We tried again. We drove farther away from people, beyond the 45th parallel. We drove northwest on the Trans-Canada Highway, a well-paved four-lane, limited access highway. You can’t see Lake Huron from the Trans-Canadian. So we exited and turned west on a long road out towards O’Donnell Point along Twelve Mile Bay – or so it said on the map.
We drove straight at the lake –- or straight at where the map showed the lake was. We drove a very long way, mostly no cars in sight. We saw some beautiful exposed rocks. From some signs, we realized we were on land owned by indigenous peoples. Eventually we came to an enormous marina. There were hundreds of cars and hundreds of boats. There was another long, narrow finger of water on which the marina sat. We could imagine getting in a boat and going out that long finger and eventually it seemed we would get to the big water, the broad breath-taking expanse. But we couldn’t see it that day, not from where we were.
We never did see Lake Huron that day. Or, rather, we saw only little bits of it.
We realized the shoreline of Lake Huron where we were is like lace, thousands and thousands of little islands and inlets. The roads take you to places to dock or store a boat. But to see the lake in all its majesty, you have to get into a boat and go out onto the water, out some distance. You can’t go just by land. We weren’t prepared to do that on this particular day. So it was a little disappointing. We saw wonderful things, but we didn’t really see Lake Huron.
As I’ve thought about that day, its many joys and its one less-than-perfect accomplishment, I’ve come to think of the excursion as very much like the experience of my spiritual life.
Much of life, I think, is like driving on the Trans-Canadian Highway, or like driving on I-95 or Route 1. You can get somewhere pretty fast. You can deal with the necessities of ordinary life. You can get to work or to a store or to a friend’s house. But the majesty and mystery of life, maybe not so much. That majesty and mystery may be nearby, but the highway won’t take you there. You have to go looking for the big water, and you may not find it. Maybe you have to get into a boat or walk a rocky path. Maybe you have to go to Meeting.
There are many days I’m looking for the big water. There are many days I’m looking for the experience of the divine, the presence of God, the holy. More often than not I never quite see the big water. I might catch glimpses. I might see bits of water through some trees. I might see boats that maybe could get me there, but they aren’t my boats, and most of the ones I see aren’t being used by anyone. I keep hoping to come round a bend and see the big water open up. I keep hoping the next bend will give me the long view, maybe even the eternal view, and take my breath away.
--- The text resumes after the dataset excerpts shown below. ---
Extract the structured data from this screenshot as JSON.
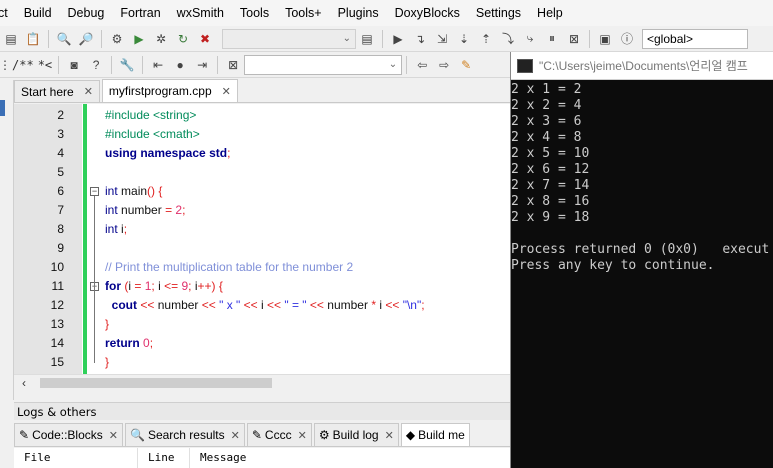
{
  "menu": [
    "ct",
    "Build",
    "Debug",
    "Fortran",
    "wxSmith",
    "Tools",
    "Tools+",
    "Plugins",
    "DoxyBlocks",
    "Settings",
    "Help"
  ],
  "toolbar": {
    "scope_value": "<global>",
    "comment_block": "/**",
    "comment_line": "*<"
  },
  "editor_tabs": [
    {
      "label": "Start here",
      "active": false
    },
    {
      "label": "myfirstprogram.cpp",
      "active": true
    }
  ],
  "code_lines": [
    {
      "n": "2",
      "fold": "",
      "html": "<span class=\"pp\">#include &lt;string&gt;</span>"
    },
    {
      "n": "3",
      "fold": "",
      "html": "<span class=\"pp\">#include &lt;cmath&gt;</span>"
    },
    {
      "n": "4",
      "fold": "",
      "html": "<span class=\"k\">using namespace</span> <span class=\"k\">std</span><span class=\"op\">;</span>"
    },
    {
      "n": "5",
      "fold": "",
      "html": ""
    },
    {
      "n": "6",
      "fold": "box",
      "html": "<span class=\"t\">int</span> <span class=\"pl\">main</span><span class=\"op\">() {</span>"
    },
    {
      "n": "7",
      "fold": "",
      "html": "<span class=\"t\">int</span> <span class=\"pl\">number</span> <span class=\"op\">=</span> <span class=\"num\">2</span><span class=\"op\">;</span>"
    },
    {
      "n": "8",
      "fold": "",
      "html": "<span class=\"t\">int</span> <span class=\"pl\">i</span><span class=\"op\">;</span>"
    },
    {
      "n": "9",
      "fold": "",
      "html": ""
    },
    {
      "n": "10",
      "fold": "",
      "html": "<span class=\"cm\">// Print the multiplication table for the number 2</span>"
    },
    {
      "n": "11",
      "fold": "box",
      "html": "<span class=\"k\">for</span> <span class=\"op\">(</span><span class=\"pl\">i</span> <span class=\"op\">=</span> <span class=\"num\">1</span><span class=\"op\">;</span> <span class=\"pl\">i</span> <span class=\"op\">&lt;=</span> <span class=\"num\">9</span><span class=\"op\">;</span> <span class=\"pl\">i</span><span class=\"op\">++) {</span>"
    },
    {
      "n": "12",
      "fold": "",
      "html": "  <span class=\"k\">cout</span> <span class=\"op\">&lt;&lt;</span> <span class=\"pl\">number</span> <span class=\"op\">&lt;&lt;</span> <span class=\"str\">\" x \"</span> <span class=\"op\">&lt;&lt;</span> <span class=\"pl\">i</span> <span class=\"op\">&lt;&lt;</span> <span class=\"str\">\" = \"</span> <span class=\"op\">&lt;&lt;</span> <span class=\"pl\">number</span> <span class=\"op\">*</span> <span class=\"pl\">i</span> <span class=\"op\">&lt;&lt;</span> <span class=\"str\">\"\\n\"</span><span class=\"op\">;</span>"
    },
    {
      "n": "13",
      "fold": "end",
      "html": "<span class=\"op\">}</span>"
    },
    {
      "n": "14",
      "fold": "",
      "html": "<span class=\"k\">return</span> <span class=\"num\">0</span><span class=\"op\">;</span>"
    },
    {
      "n": "15",
      "fold": "end",
      "html": "<span class=\"op\">}</span>"
    }
  ],
  "logs": {
    "title": "Logs & others",
    "tabs": [
      {
        "label": "Code::Blocks",
        "icon": "✎",
        "active": false
      },
      {
        "label": "Search results",
        "icon": "🔍",
        "active": false
      },
      {
        "label": "Cccc",
        "icon": "✎",
        "active": false
      },
      {
        "label": "Build log",
        "icon": "⚙",
        "active": false
      },
      {
        "label": "Build me",
        "icon": "◆",
        "active": true
      }
    ],
    "columns": [
      "File",
      "Line",
      "Message"
    ]
  },
  "console": {
    "title": "\"C:\\Users\\jeime\\Documents\\언리얼 캠프",
    "lines": [
      "2 x 1 = 2",
      "2 x 2 = 4",
      "2 x 3 = 6",
      "2 x 4 = 8",
      "2 x 5 = 10",
      "2 x 6 = 12",
      "2 x 7 = 14",
      "2 x 8 = 16",
      "2 x 9 = 18",
      "",
      "Process returned 0 (0x0)   execut",
      "Press any key to continue."
    ]
  }
}
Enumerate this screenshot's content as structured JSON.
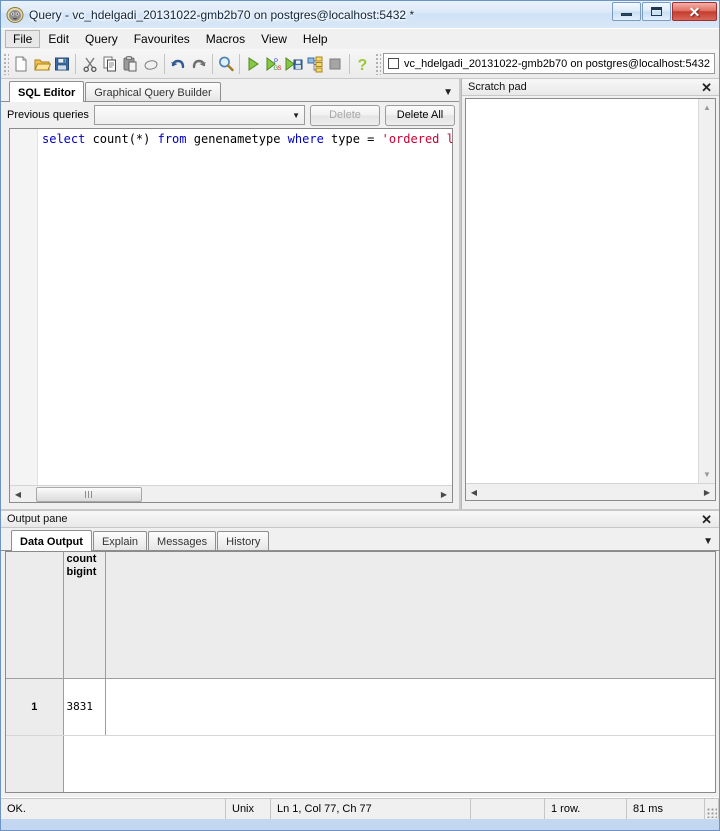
{
  "window": {
    "title": "Query - vc_hdelgadi_20131022-gmb2b70 on postgres@localhost:5432 *",
    "app_icon": "pgadmin-elephant-icon",
    "buttons": {
      "minimize": "minimize-button",
      "maximize": "maximize-button",
      "close": "close-button"
    }
  },
  "menubar": {
    "items": [
      {
        "label": "File",
        "focused": true
      },
      {
        "label": "Edit",
        "focused": false
      },
      {
        "label": "Query",
        "focused": false
      },
      {
        "label": "Favourites",
        "focused": false
      },
      {
        "label": "Macros",
        "focused": false
      },
      {
        "label": "View",
        "focused": false
      },
      {
        "label": "Help",
        "focused": false
      }
    ]
  },
  "toolbar": {
    "buttons": [
      {
        "name": "new-file-icon",
        "tooltip": "New"
      },
      {
        "name": "open-folder-icon",
        "tooltip": "Open file"
      },
      {
        "name": "save-icon",
        "tooltip": "Save"
      },
      {
        "name": "cut-scissors-icon",
        "tooltip": "Cut"
      },
      {
        "name": "copy-icon",
        "tooltip": "Copy"
      },
      {
        "name": "paste-icon",
        "tooltip": "Paste"
      },
      {
        "name": "eraser-icon",
        "tooltip": "Clear window"
      },
      {
        "name": "undo-arrow-icon",
        "tooltip": "Undo"
      },
      {
        "name": "redo-arrow-icon",
        "tooltip": "Redo"
      },
      {
        "name": "find-magnifier-icon",
        "tooltip": "Find"
      },
      {
        "name": "execute-play-icon",
        "tooltip": "Execute query"
      },
      {
        "name": "explain-pgs-icon",
        "tooltip": "Execute pgScript"
      },
      {
        "name": "execute-to-file-icon",
        "tooltip": "Execute to file"
      },
      {
        "name": "explain-plan-icon",
        "tooltip": "Explain query"
      },
      {
        "name": "stop-icon",
        "tooltip": "Cancel query"
      },
      {
        "name": "help-question-icon",
        "tooltip": "Help"
      }
    ],
    "connection": {
      "checkbox_checked": false,
      "label": "vc_hdelgadi_20131022-gmb2b70 on postgres@localhost:5432"
    }
  },
  "editor": {
    "tabs": [
      {
        "label": "SQL Editor",
        "active": true
      },
      {
        "label": "Graphical Query Builder",
        "active": false
      }
    ],
    "tab_overflow_icon": "chevron-down-icon",
    "previous_queries": {
      "label": "Previous queries",
      "value": "",
      "placeholder": "",
      "dropdown_icon": "chevron-down-icon"
    },
    "delete_button": {
      "label": "Delete",
      "disabled": true
    },
    "delete_all_button": {
      "label": "Delete All",
      "disabled": false
    },
    "sql": {
      "segments": [
        {
          "text": "select",
          "kind": "keyword"
        },
        {
          "text": " count(*) ",
          "kind": "plain"
        },
        {
          "text": "from",
          "kind": "keyword"
        },
        {
          "text": " genenametype ",
          "kind": "plain"
        },
        {
          "text": "where",
          "kind": "keyword"
        },
        {
          "text": " type = ",
          "kind": "plain"
        },
        {
          "text": "'ordered lo",
          "kind": "string"
        }
      ],
      "full_text": "select count(*) from genenametype where type = 'ordered lo"
    },
    "scroll": {
      "left_arrow_icon": "triangle-left-icon",
      "right_arrow_icon": "triangle-right-icon"
    },
    "colors": {
      "keyword": "#0000c0",
      "string": "#cc0033",
      "plain": "#000000"
    }
  },
  "scratchpad": {
    "caption": "Scratch pad",
    "close_icon": "close-x-icon",
    "content": "",
    "scroll": {
      "up_arrow_icon": "triangle-up-icon",
      "down_arrow_icon": "triangle-down-icon",
      "left_arrow_icon": "triangle-left-icon",
      "right_arrow_icon": "triangle-right-icon"
    }
  },
  "output_pane": {
    "caption": "Output pane",
    "close_icon": "close-x-icon",
    "tab_overflow_icon": "chevron-down-icon",
    "tabs": [
      {
        "label": "Data Output",
        "active": true
      },
      {
        "label": "Explain",
        "active": false
      },
      {
        "label": "Messages",
        "active": false
      },
      {
        "label": "History",
        "active": false
      }
    ],
    "grid": {
      "columns": [
        {
          "name": "count",
          "type": "bigint"
        }
      ],
      "rows": [
        {
          "num": "1",
          "values": [
            "3831"
          ]
        }
      ]
    }
  },
  "statusbar": {
    "message": "OK.",
    "line_ending": "Unix",
    "position": "Ln 1, Col 77, Ch 77",
    "spacer": "",
    "rows": "1 row.",
    "duration": "81 ms"
  }
}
Most days my view of the holy is blocked by dozens and dozens of bits of ordinary life.
For all the talk of God in the Bible, there are only a few instances where God makes a direct appearance. Think Moses and the burning bush. But that only happens a few times. And most of those few instances are times when someone simply heard God’s voice. Think Noah, or Samuel, or Paul. Most of the time people are just trying to find out what God wants them to do without ever catching even a glimpse.
Quakers often talk of being seekers. We talk of seeking God. We talk of stilling ourselves, quieting ourselves, getting off the highway away from the buzz, hoping to hear God’s voice. We know it takes effort, practice, prayer, waiting worship.
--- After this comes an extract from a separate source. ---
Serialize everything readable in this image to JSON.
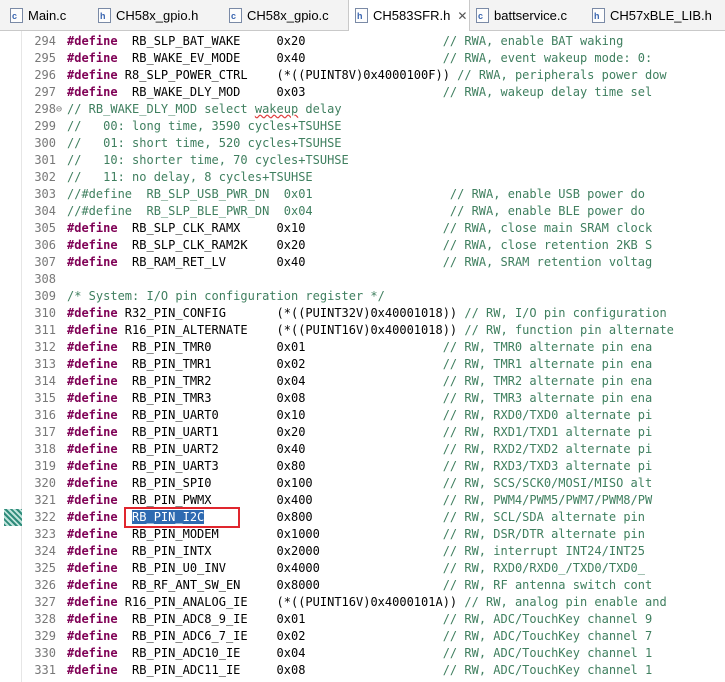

What’s more, it doesn’t always work. Sometimes we go through spiritual dry spells. Other times the big water, the holy, takes us by surprise. But we know, don’t we, there’s no direct route there, no simple turn-off scenic vista that promises us a view of God.
Still, I know the big water is out there. I know it is, and it’s worth looking for. It is worth the seeking. I know have to get off the highway. I know I have to go out the long peninsulas. I know I have to find ways to go out onto the water.
I’m glad we went looking for Lake Huron that day, even though we only caught tiny glimpses of it.